In MapReduce, the map function is applied to the data chunks in HDFS. The output from the map function is given to the reduce function. The reduce function gives us the desired output.
HDFS
HDFS is the abreviation form for Hadoop Distributed File System.
HDFS is designed to store very large files across machines in a large network
64MB
Any file that is kept on HDFS is divided into small pieces and distributed.
Each file is divided into a sequence of blocks and all blocks are of equal size, 64MB in general, sometimes even 128 MB.
HDFS-Replication
Blocks are replicated on different machine in the cluster for fault tolerance.
Replication placement is not random, it is optimized to improve:
Reliability
Availability
Network bandwidth utilization
Name node and Data node
HDFS has small pieces of data called blocks and manages these blocks using master and slave architecture.
Name node:
The Master node.
Name node has metadata stored in it like namespace information, block information, etc.

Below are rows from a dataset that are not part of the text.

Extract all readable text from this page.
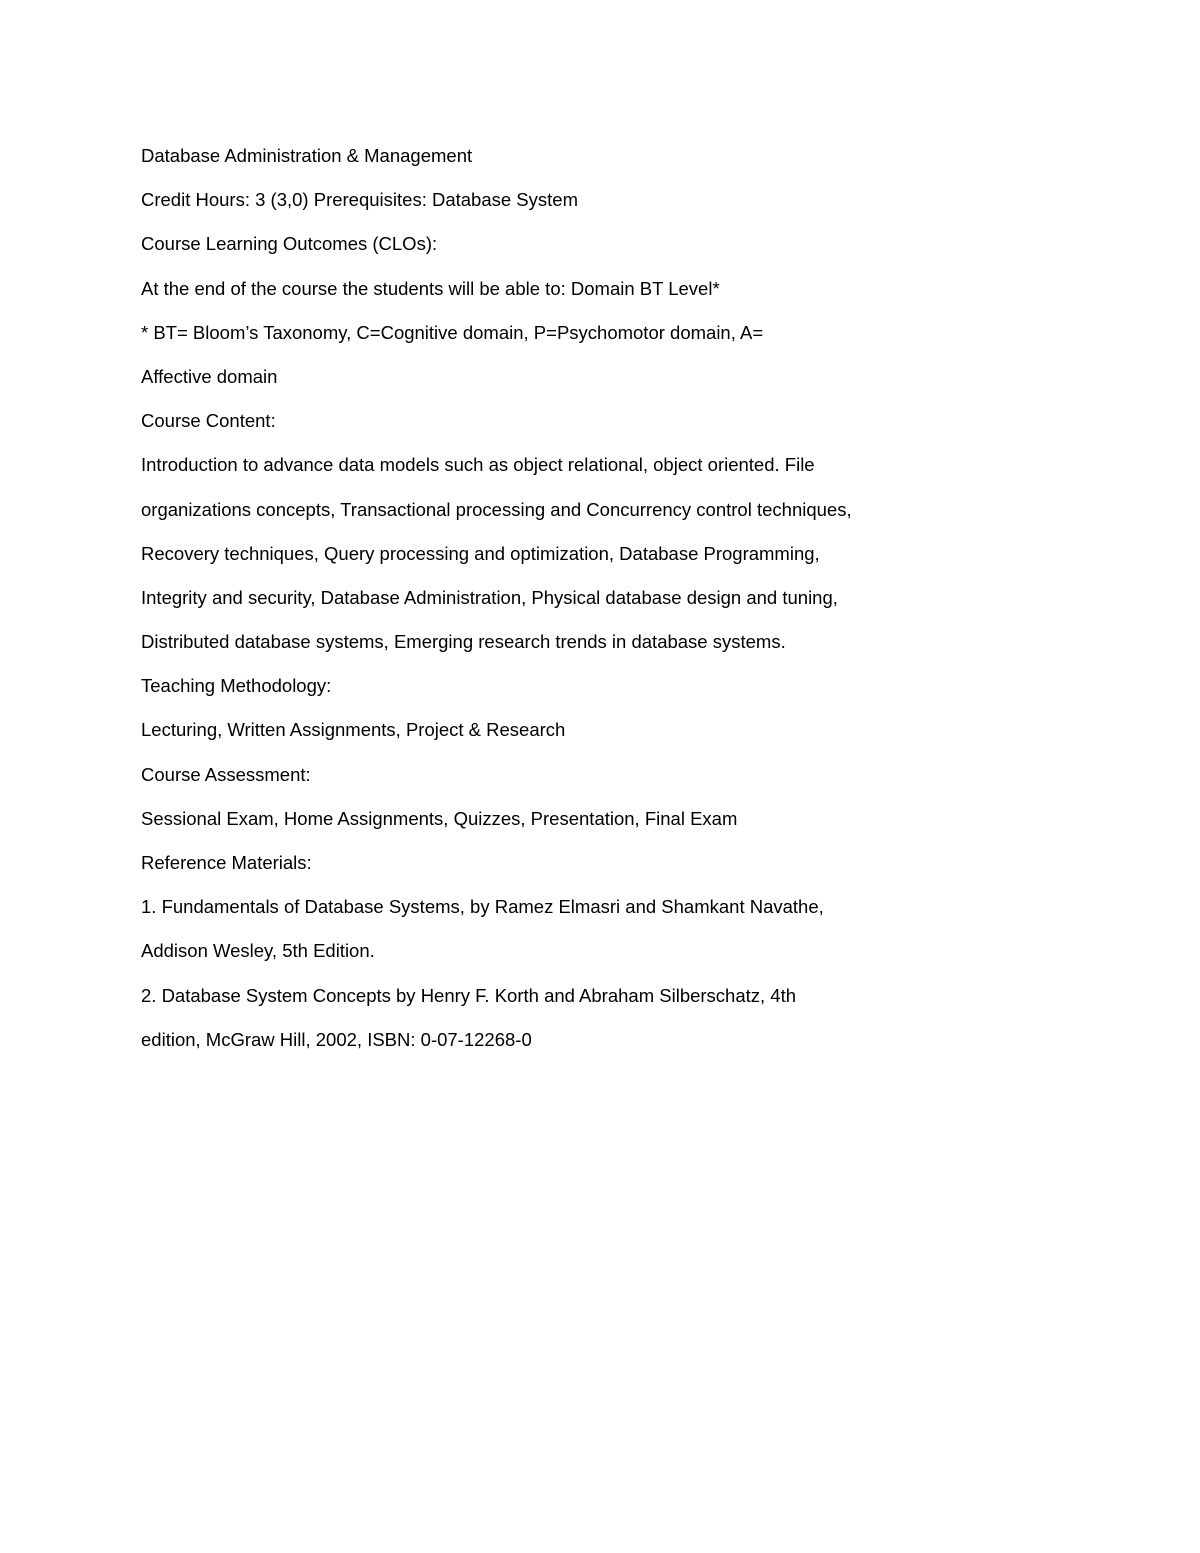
Database Administration & Management

Credit Hours: 3 (3,0) Prerequisites: Database System

Course Learning Outcomes (CLOs):

At the end of the course the students will be able to: Domain BT Level*

* BT= Bloom’s Taxonomy, C=Cognitive domain, P=Psychomotor domain, A=

Affective domain

Course Content:

Introduction to advance data models such as object relational, object oriented. File

organizations concepts, Transactional processing and Concurrency control techniques,

Recovery techniques, Query processing and optimization, Database Programming,

Integrity and security, Database Administration, Physical database design and tuning,

Distributed database systems, Emerging research trends in database systems.

Teaching Methodology:

Lecturing, Written Assignments, Project & Research

Course Assessment:

Sessional Exam, Home Assignments, Quizzes, Presentation, Final Exam

Reference Materials:

1. Fundamentals of Database Systems, by Ramez Elmasri and Shamkant Navathe,

Addison Wesley, 5th Edition.

2. Database System Concepts by Henry F. Korth and Abraham Silberschatz, 4th

edition, McGraw Hill, 2002, ISBN: 0-07-12268-0
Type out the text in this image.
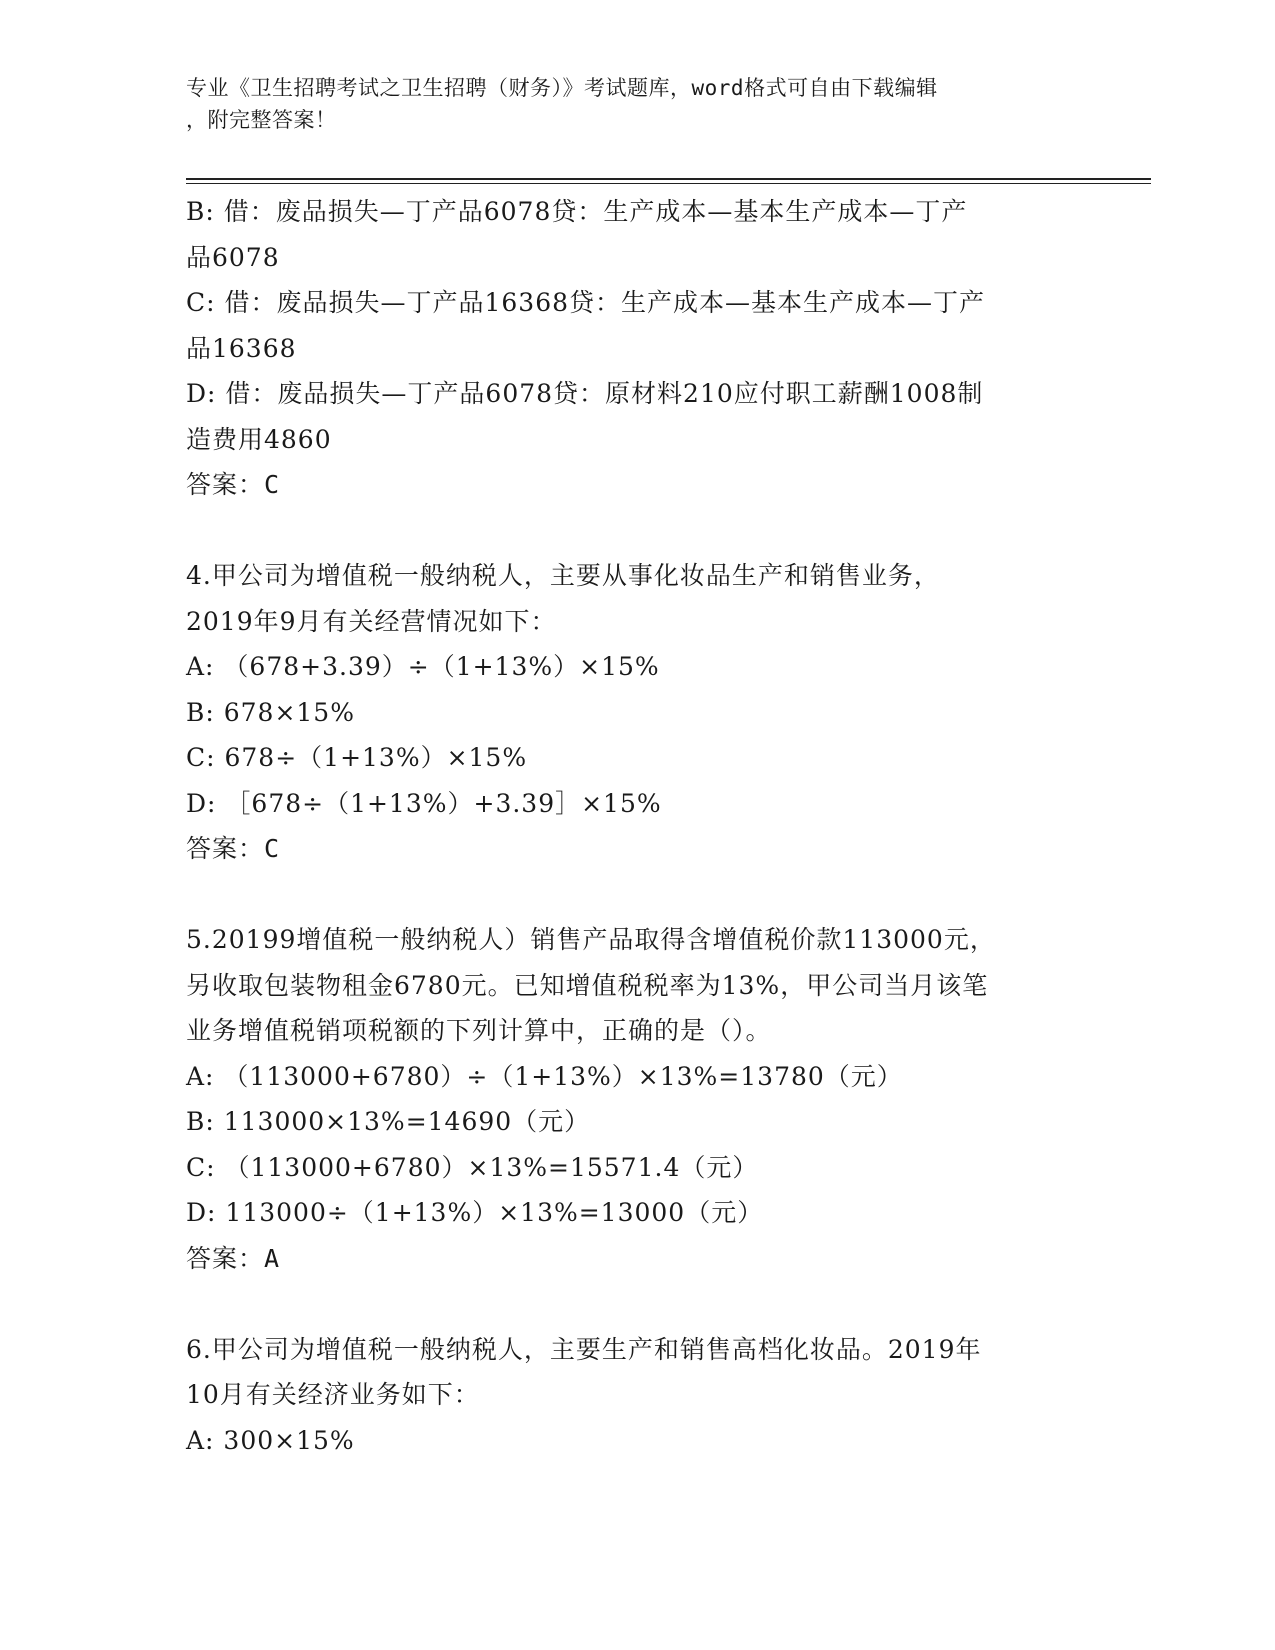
专业《卫生招聘考试之卫生招聘（财务）》考试题库，word格式可自由下载编辑
，附完整答案！
B: 借：废品损失—丁产品6078贷：生产成本—基本生产成本—丁产
品6078
C: 借：废品损失—丁产品16368贷：生产成本—基本生产成本—丁产
品16368
D: 借：废品损失—丁产品6078贷：原材料210应付职工薪酬1008制
造费用4860
答案：C
4.甲公司为增值税一般纳税人，主要从事化妆品生产和销售业务，
2019年9月有关经营情况如下：
A: （678+3.39）÷（1+13%）×15%
B: 678×15%
C: 678÷（1+13%）×15%
D: ［678÷（1+13%）+3.39］×15%
答案：C
5.20199增值税一般纳税人）销售产品取得含增值税价款113000元，
另收取包装物租金6780元。已知增值税税率为13%，甲公司当月该笔
业务增值税销项税额的下列计算中，正确的是（）。
A: （113000+6780）÷（1+13%）×13%=13780（元）
B: 113000×13%=14690（元）
C: （113000+6780）×13%=15571.4（元）
D: 113000÷（1+13%）×13%=13000（元）
答案：A
6.甲公司为增值税一般纳税人，主要生产和销售高档化妆品。2019年
10月有关经济业务如下：
A: 300×15%
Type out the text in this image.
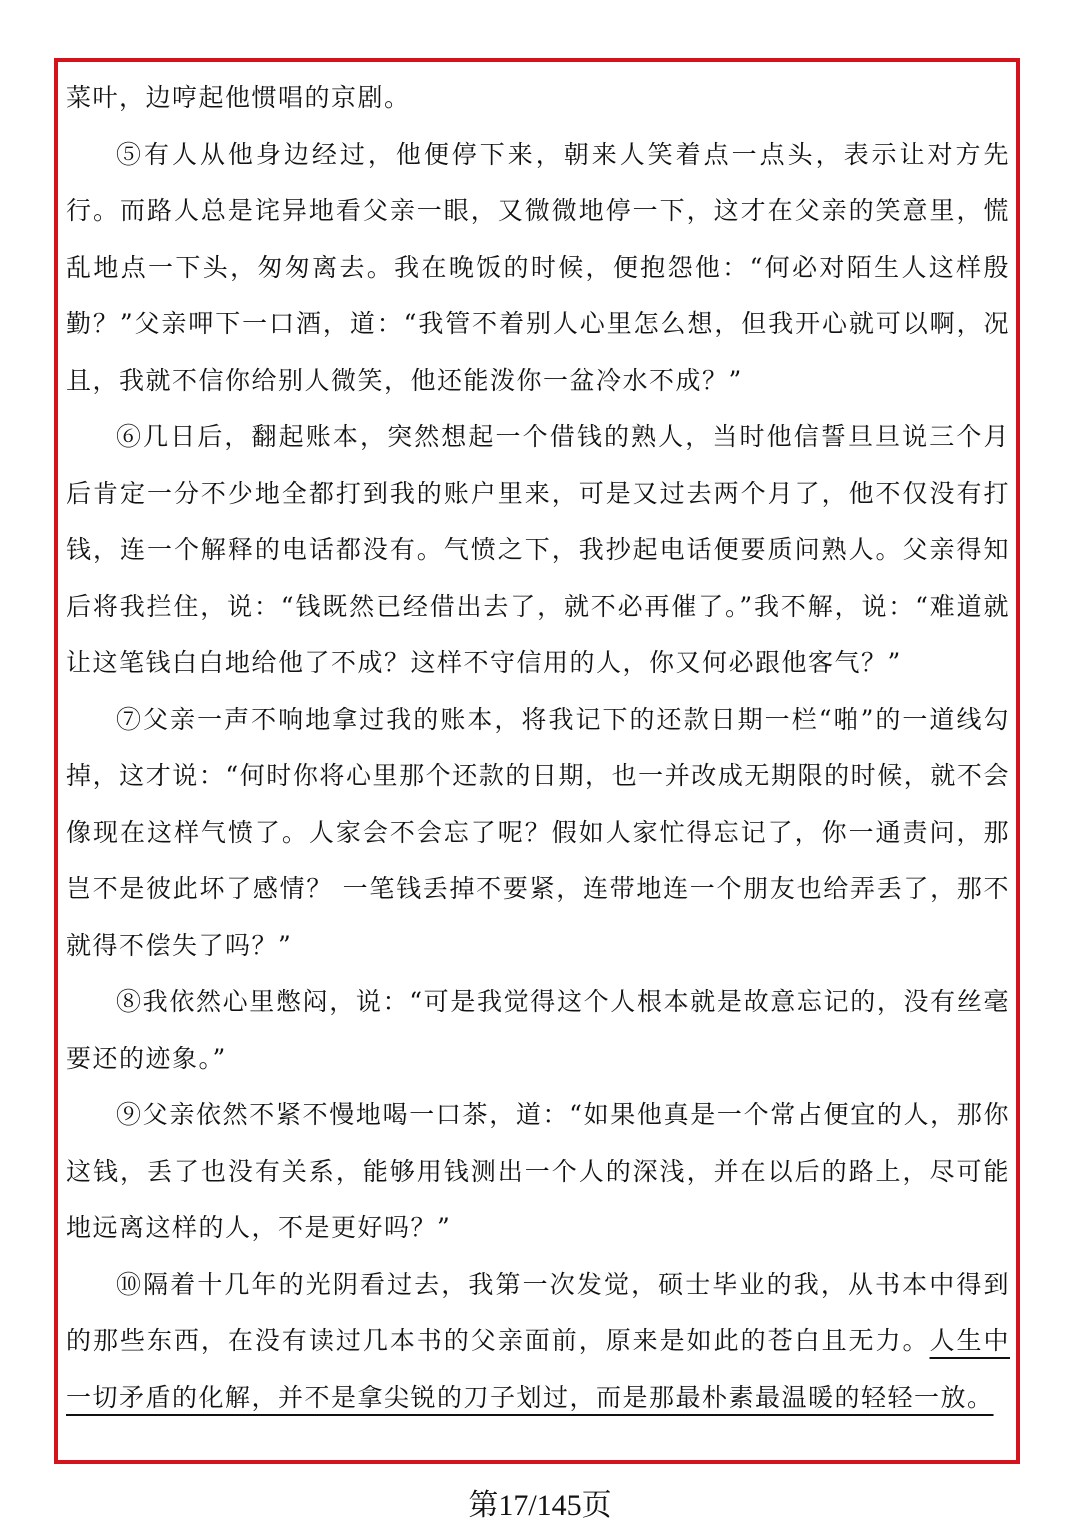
菜叶，边哼起他惯唱的京剧。

⑤有人从他身边经过，他便停下来，朝来人笑着点一点头，表示让对方先行。而路人总是诧异地看父亲一眼，又微微地停一下，这才在父亲的笑意里，慌乱地点一下头，匆匆离去。我在晚饭的时候，便抱怨他：“何必对陌生人这样殷勤？”父亲呷下一口酒，道：“我管不着别人心里怎么想，但我开心就可以啊，况且，我就不信你给别人微笑，他还能泼你一盆冷水不成？”

⑥几日后，翻起账本，突然想起一个借钱的熟人，当时他信誓旦旦说三个月后肯定一分不少地全都打到我的账户里来，可是又过去两个月了，他不仅没有打钱，连一个解释的电话都没有。气愤之下，我抄起电话便要质问熟人。父亲得知后将我拦住，说：“钱既然已经借出去了，就不必再催了。”我不解，说：“难道就让这笔钱白白地给他了不成？这样不守信用的人，你又何必跟他客气？”

⑦父亲一声不响地拿过我的账本，将我记下的还款日期一栏“啪”的一道线勾掉，这才说：“何时你将心里那个还款的日期，也一并改成无期限的时候，就不会像现在这样气愤了。人家会不会忘了呢？假如人家忙得忘记了，你一通责问，那岂不是彼此坏了感情？ 一笔钱丢掉不要紧，连带地连一个朋友也给弄丢了，那不就得不偿失了吗？”

⑧我依然心里憋闷，说：“可是我觉得这个人根本就是故意忘记的，没有丝毫要还的迹象。”

⑨父亲依然不紧不慢地喝一口茶，道：“如果他真是一个常占便宜的人，那你这钱，丢了也没有关系，能够用钱测出一个人的深浅，并在以后的路上，尽可能地远离这样的人，不是更好吗？”

⑩隔着十几年的光阴看过去，我第一次发觉，硕士毕业的我，从书本中得到的那些东西，在没有读过几本书的父亲面前，原来是如此的苍白且无力。人生中一切矛盾的化解，并不是拿尖锐的刀子划过，而是那最朴素最温暖的轻轻一放。

第17/145页
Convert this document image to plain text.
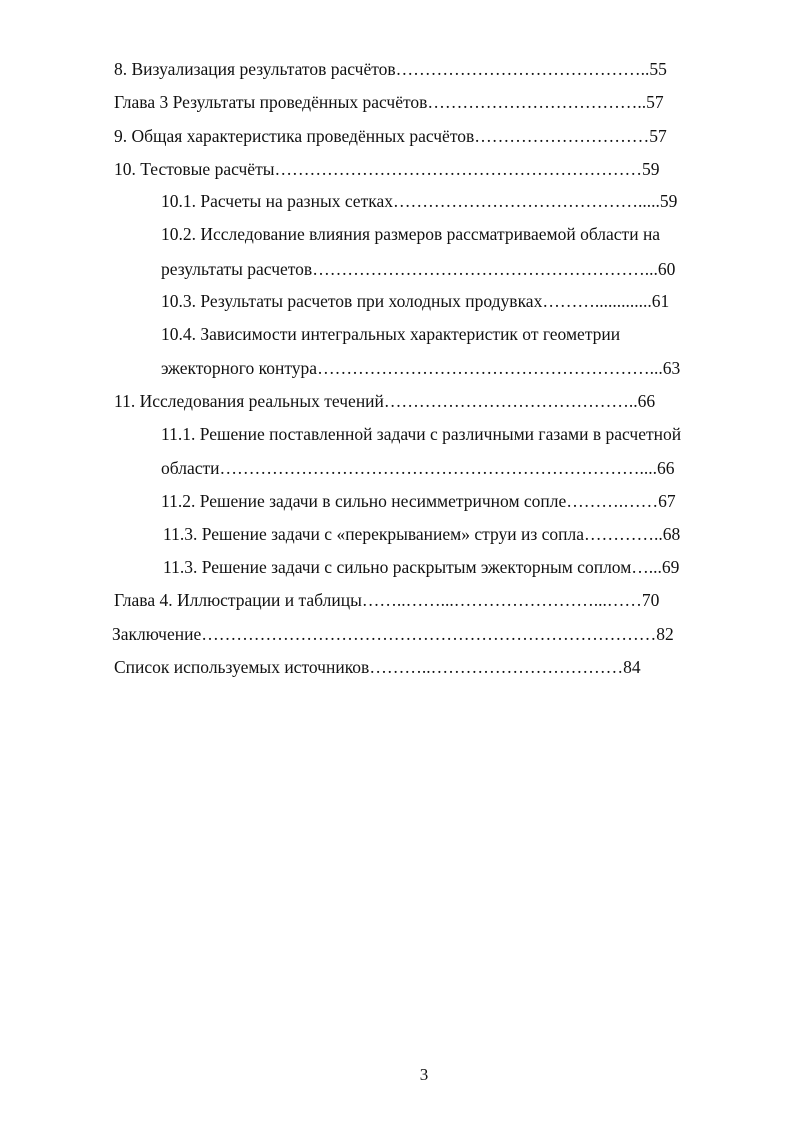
8. Визуализация результатов расчётов……………………………………..55
Глава 3 Результаты проведённых расчётов………………………………..57
9. Общая характеристика проведённых расчётов…………………………57
10. Тестовые расчёты………………………………………………………59
10.1. Расчеты на разных сетках…………………………………….....59
10.2. Исследование влияния размеров рассматриваемой области на
результаты расчетов…………………………………………………...60
10.3. Результаты расчетов при холодных продувках……….............61
10.4. Зависимости интегральных характеристик от геометрии
эжекторного контура…………………………………………………...63
11. Исследования реальных течений……………………………………..66
11.1. Решение поставленной задачи с различными газами в расчетной
области………………………………………………………………....66
11.2. Решение задачи в сильно несимметричном сопле……….……67
11.3. Решение задачи с «перекрыванием» струи из сопла…………..68
11.3. Решение задачи с сильно раскрытым эжекторным соплом…...69
Глава 4. Иллюстрации и таблицы……..……...……………………...……70
Заключение……………………………………………………………………82
Список используемых источников………..……………………………84
3
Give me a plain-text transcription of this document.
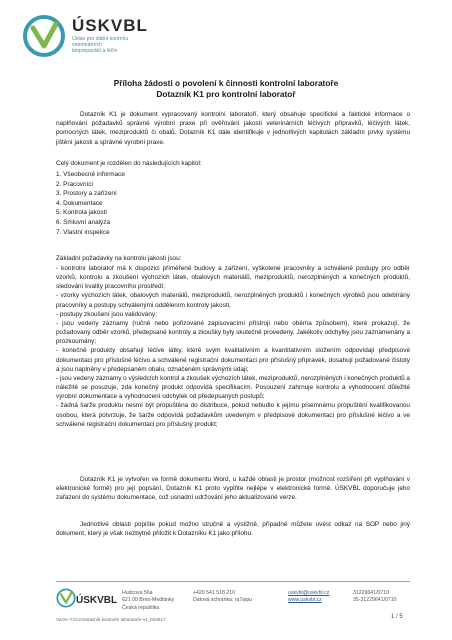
ÚSKVBL
Ústav pro státní kontrolu
veterinárních
biopreparátů a léčiv
Příloha žádosti o povolení k činnosti kontrolní laboratoře
Dotazník K1 pro kontrolní laboratoř
Dotazník K1 je dokument vypracovaný kontrolní laboratoří, který obsahuje specifické a faktické informace o naplňování požadavků správné výrobní praxe při ověřování jakosti veterinárních léčivých přípravků, léčivých látek, pomocných látek, meziproduktů či obalů. Dotazník K1 dále identifikuje v jednotlivých kapitolách základní prvky systému jištění jakosti a správné výrobní praxe.
Celý dokument je rozdělen do následujících kapitol:
1. Všeobecné informace
2. Pracovníci
3. Prostory a zařízení
4. Dokumentace
5. Kontrola jakosti
6. Smluvní analýza
7. Vlastní inspekce
Základní požadavky na kontrolu jakosti jsou:
- kontrolní laboratoř má k dispozici přiměřené budovy a zařízení, vyškolené pracovníky a schválené postupy pro odběr vzorků, kontrolu a zkoušení výchozích látek, obalových materiálů, meziproduktů, nerozplněných a konečných produktů, sledování kvality pracovního prostředí;
- vzorky výchozích látek, obalových materiálů, meziproduktů, nerozplněných produktů i konečných výrobků jsou odebírány pracovníky a postupy schválenými oddělením kontroly jakosti;
- postupy zkoušení jsou validovány;
- jsou vedeny záznamy (ručně nebo pořizované zapisovacími přístroji nebo oběma způsobem), které prokazují, že požadovaný odběr vzorků, předepsané kontroly a zkoušky byly skutečně provedeny. Jakékoliv odchylky jsou zaznamenány a prozkoumány;
- konečné produkty obsahují léčivé látky, které svým kvalitativním a kvantitativním složením odpovídají předpisové dokumentaci pro příslušné léčivo a schválené registrační dokumentaci pro příslušný přípravek, dosahují požadované čistoty a jsou naplněny v předepsaném obalu, označeném správnými údaji;
- jsou vedeny záznamy o výsledcích kontrol a zkoušek výchozích látek, meziproduktů, nerozplněných i konečných produktů a náležitě se posuzuje, zda konečný produkt odpovídá specifikacím. Posouzení zahrnuje kontrolu a vyhodnocení důležité výrobní dokumentace a vyhodnocení odchylek od předepsaných postupů;
- žádná šarže produktu nesmí být propuštěna do distribuce, pokud nebudlo k jejímu písemnému propuštění kvalifikovanou osobou, která potvrzuje, že šarže odpovídá požadavkům uvedeným v předpisové dokumentaci pro příslušné léčivo a ve schválené registrační dokumentaci pro příslušný produkt;
Dotazník K1 je vytvořen ve formě dokumentu Word, u každé oblasti je prostor (možnost rozšíření při vyplňování v elektronické formě) pro její popsání, Dotazník K1 proto vyplňte nejlépe v elektronické formě. ÚSKVBL doporučuje jeho zařazení do systému dokumentace, což usnadní udržování jeho aktualizované verze.
Jednotlivé oblasti popište pokud možno stručně a výstižně, případně můžete uvést odkaz na SOP nebo jiný dokument, který je však nezbytné přiložit k Dotazníku K1 jako přílohu.
ÚSKVBL
Hudcova 56a
621 00 Brno-Medlánky
Česká republika
+420 541 518 210
Datová schránka: ra7aipu
uskvbl@uskvbl.cz
www.uskvbl.cz
31229641/0710
35-31229641/0710
Verze: F213-Dotazník kontrolní laboratoře-v1_020817	1 / 5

Keeps track of what blocks are on which slave nodes, where the replication of data blocks on the data nodes.
Data node:
The Slave nodes.
The blocks of data are stored on data nodes.
Data nodes are not smart, their main role is to store the data.
Resource Manager and Node Manager
Resource Manager
There is only one Resource Manager per cluster.
Resource Manager knows where the slaves are located (Rack Awareness).
Keeps track of how many resources each slave have.
It runs several services, the most important is the Resource Scheduler which decides how to assign the resources.
Node Manager
There are many node managers in a cluster.
Node Manager is a slave to Resource Manager.
Each Node Manager tracks the available data processing resources on its slave nodes.
The processing resource capacity is the amount of memory and the number of cores.
At run-time, the Resource Scheduler will decide how to use this capacity.
Node manager sends regular reports(heartbeat) to the Resource Manager.